Sedangkan, Aiptu Rudi Mustopa, dari Jatanras Polda Metro Jaya, yang menjadi Penyidik Pembantu Dirreskrimum Polda Metro Jaya dalam kasus ini, mengelak untuk memberikan pernyataan.
“Saya hanya Penyidik, Mas. Jikalau ada yang perlu untuk wawancara atau konfirmasi lewat Kabid Humas Polda Metro Jaya,” ujar Aiptu Rudi Mustopa menanggapi komunikasi wartawan yang meminta konfirmasi.
Sementara, Kabid Humas Polda Metro Jaya, Kombes Pol Ade Ary Syam Indradi yang dikonfirmasi wartawan lewat nomor selulernya, tidak memberikan respon.
Katarina Bonggo Warsito menjelaskan, awalnya, dirinya menikah dengan seorang pria bernama AM (Alexander Muwirto-Red) pada tahun 2008 silam. Mereka menikah secara agama Budha.
AM memiliki orang tua bernama AJ (Aky Jauwan -Red) dan berdomisili Jakarta Utara. Selain AM, AJ masih memiliki dua anak perempuan lagi, yakni EJ (Ernie Jauwan-Red) yang tinggal di Australia, dan E (Eva-Red) yang merupakan Biksuni di Vihara di daerah PIK.

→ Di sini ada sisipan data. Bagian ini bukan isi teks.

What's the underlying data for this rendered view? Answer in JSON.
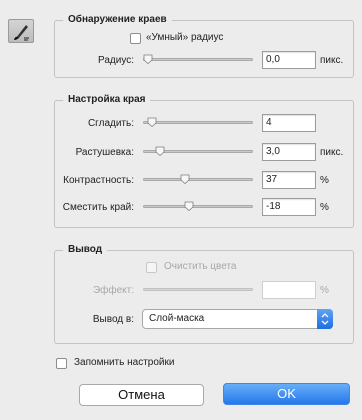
{
  "edge_detection": {
    "title": "Обнаружение краев",
    "smart_radius_label": "«Умный» радиус",
    "radius": {
      "label": "Радиус:",
      "value": "0,0",
      "unit": "пикс.",
      "level": 0.0
    }
  },
  "edge_adjust": {
    "title": "Настройка края",
    "smooth": {
      "label": "Сгладить:",
      "value": "4",
      "unit": "",
      "level": 0.04
    },
    "feather": {
      "label": "Растушевка:",
      "value": "3,0",
      "unit": "пикс.",
      "level": 0.12
    },
    "contrast": {
      "label": "Контрастность:",
      "value": "37",
      "unit": "%",
      "level": 0.37
    },
    "shift_edge": {
      "label": "Сместить край:",
      "value": "-18",
      "unit": "%",
      "level": 0.41
    }
  },
  "output": {
    "title": "Вывод",
    "decontaminate_label": "Очистить цвета",
    "amount": {
      "label": "Эффект:",
      "value": "",
      "unit": "%"
    },
    "output_to": {
      "label": "Вывод в:",
      "selected": "Слой-маска"
    }
  },
  "remember_label": "Запомнить настройки",
  "buttons": {
    "cancel": "Отмена",
    "ok": "OK"
  },
  "colors": {
    "accent": "#2478ea",
    "background": "#ececec"
  },
  "icons": {
    "tool": "refine-brush-icon",
    "select": "chevron-updown-icon"
  }
}
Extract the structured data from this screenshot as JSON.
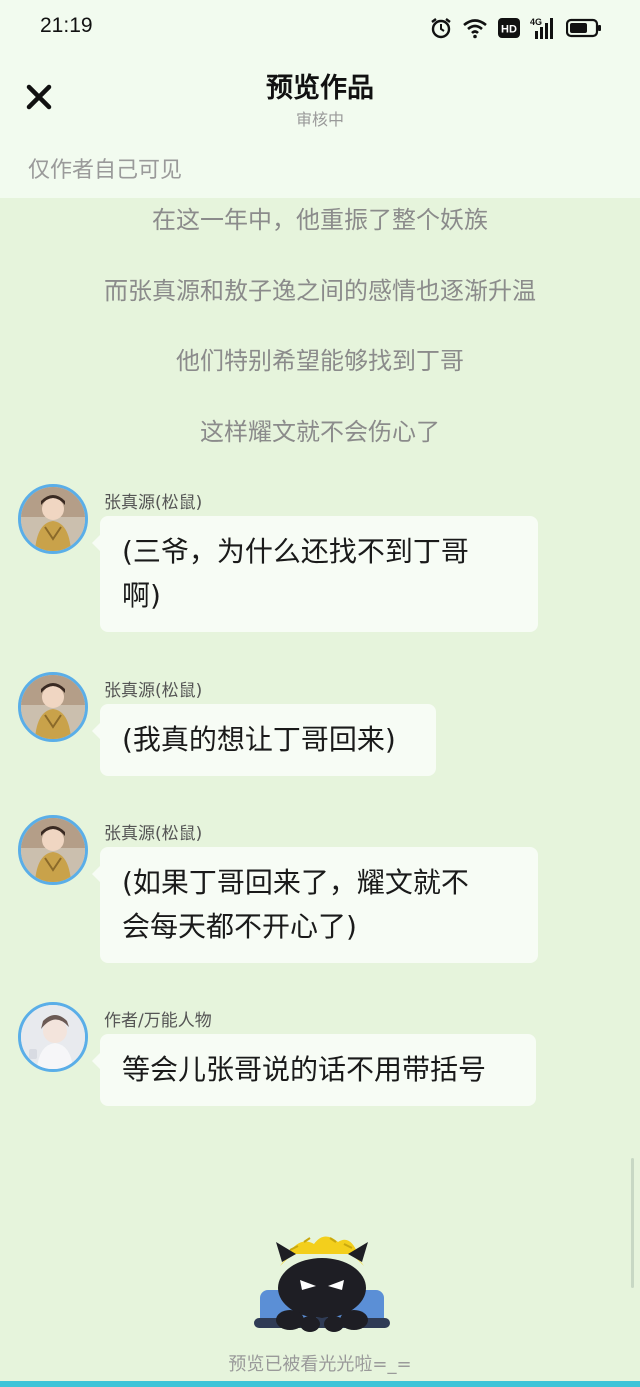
{
  "status": {
    "time": "21:19",
    "icons": [
      "alarm-icon",
      "wifi-icon",
      "hd-icon",
      "signal-4g-icon",
      "battery-icon"
    ],
    "hd_label": "HD",
    "network_label": "4G"
  },
  "header": {
    "title": "预览作品",
    "subtitle": "审核中",
    "visibility": "仅作者自己可见",
    "close_icon": "close-icon"
  },
  "narration": [
    "在这一年中，他重振了整个妖族",
    "而张真源和敖子逸之间的感情也逐渐升温",
    "他们特别希望能够找到丁哥",
    "这样耀文就不会伤心了"
  ],
  "messages": [
    {
      "name": "张真源(松鼠)",
      "lines": [
        "(三爷，为什么还找不到丁哥",
        "啊)"
      ]
    },
    {
      "name": "张真源(松鼠)",
      "lines": [
        "(我真的想让丁哥回来)"
      ]
    },
    {
      "name": "张真源(松鼠)",
      "lines": [
        "(如果丁哥回来了，耀文就不",
        "会每天都不开心了)"
      ]
    },
    {
      "name": "作者/万能人物",
      "lines": [
        "等会儿张哥说的话不用带括号"
      ]
    }
  ],
  "footer": {
    "text": "预览已被看光光啦=_="
  },
  "colors": {
    "background": "#e6f4dc",
    "header": "#f2fbef",
    "bubble": "#f7fcf5",
    "avatar_border": "#5aaee8",
    "accent_line": "#3cc4d8"
  }
}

Nasib kurang beruntung dialami Katarina Bonggo Warsito dan suaminya AM. Keluarga baru itu tidak dikaruniai keturunan, malah AM terus-terusan terlibat pada dugaan penggunaan judi dan narkoba.
“Akhirnya, kami bercerai pada sekitar dua tahun berikutnya, tanpa membicarakan gono gini,” ujarnya.
Setelah perceraian, korban pergi ke luar negeri untuk menenangkan diri selama 1 tahun lebih. Dan kembali ke Jakarta, setelah AM kembali berulah dengan membawa kabur cek kontan.
Dalam perjalanan tersebut tahun 2016, Ibu mertua yakni Ibunya AM meninggal dunia. Delapan bulan kemudian AM pun ikut meninggal dunia yang katanya jatuh di kamar mandi.
Setelah meninggal, mulailah permainan dari keluarga Almarhum AM untuk mengambil alih semua harta dengan cara memalsukan KTP dan membuat akta keterangan hak mewaris, serta akta pernyataan waris yang menyebutkan AM tidak pernah terikat perkawinan yang sah seumur hidupnya.
Dikarenakan selalu dipersulit dan bahkan dituduh melakukan pernikahan yang tidak sah, maupun berbagai dugaan pemalsuan yang sengaja dilakukan untuk menjegal Katarina Bonggo Warsito, akhirnya Katarina pun membawa persoalan ini ke proses hukum dengan membuat laporan ke Polda Metro Jaya pada 28 Mei 2021.
Nah, sejak saat itu, menurut Katarina, pihak keluarga mertuanya, yakni AJ, EJ yang tinggal di Australia, dan E yang merupakan Biksuni di Vihara PIK, terus-terusan melakukan upaya dugaan mafia hukum, agar kasus yang dilaporkan korban itu tidak diproses, dan tidak disidangkan sebagaimana mestinya.
Perkara ini sedang bergulir di persidangan pada Pengadilan Negeri Jakarta Utara (PN Jakut). Sidang berikutnya dengan agenda Pemeriksaan Terdakwa akan dilanjutkan pada Selasa, 23 April 2024, di Ruang Prof R Subekti atau Ruang 7, Lantai 2, Pengadilan Negeri Jakarta Utara (PN Jakut).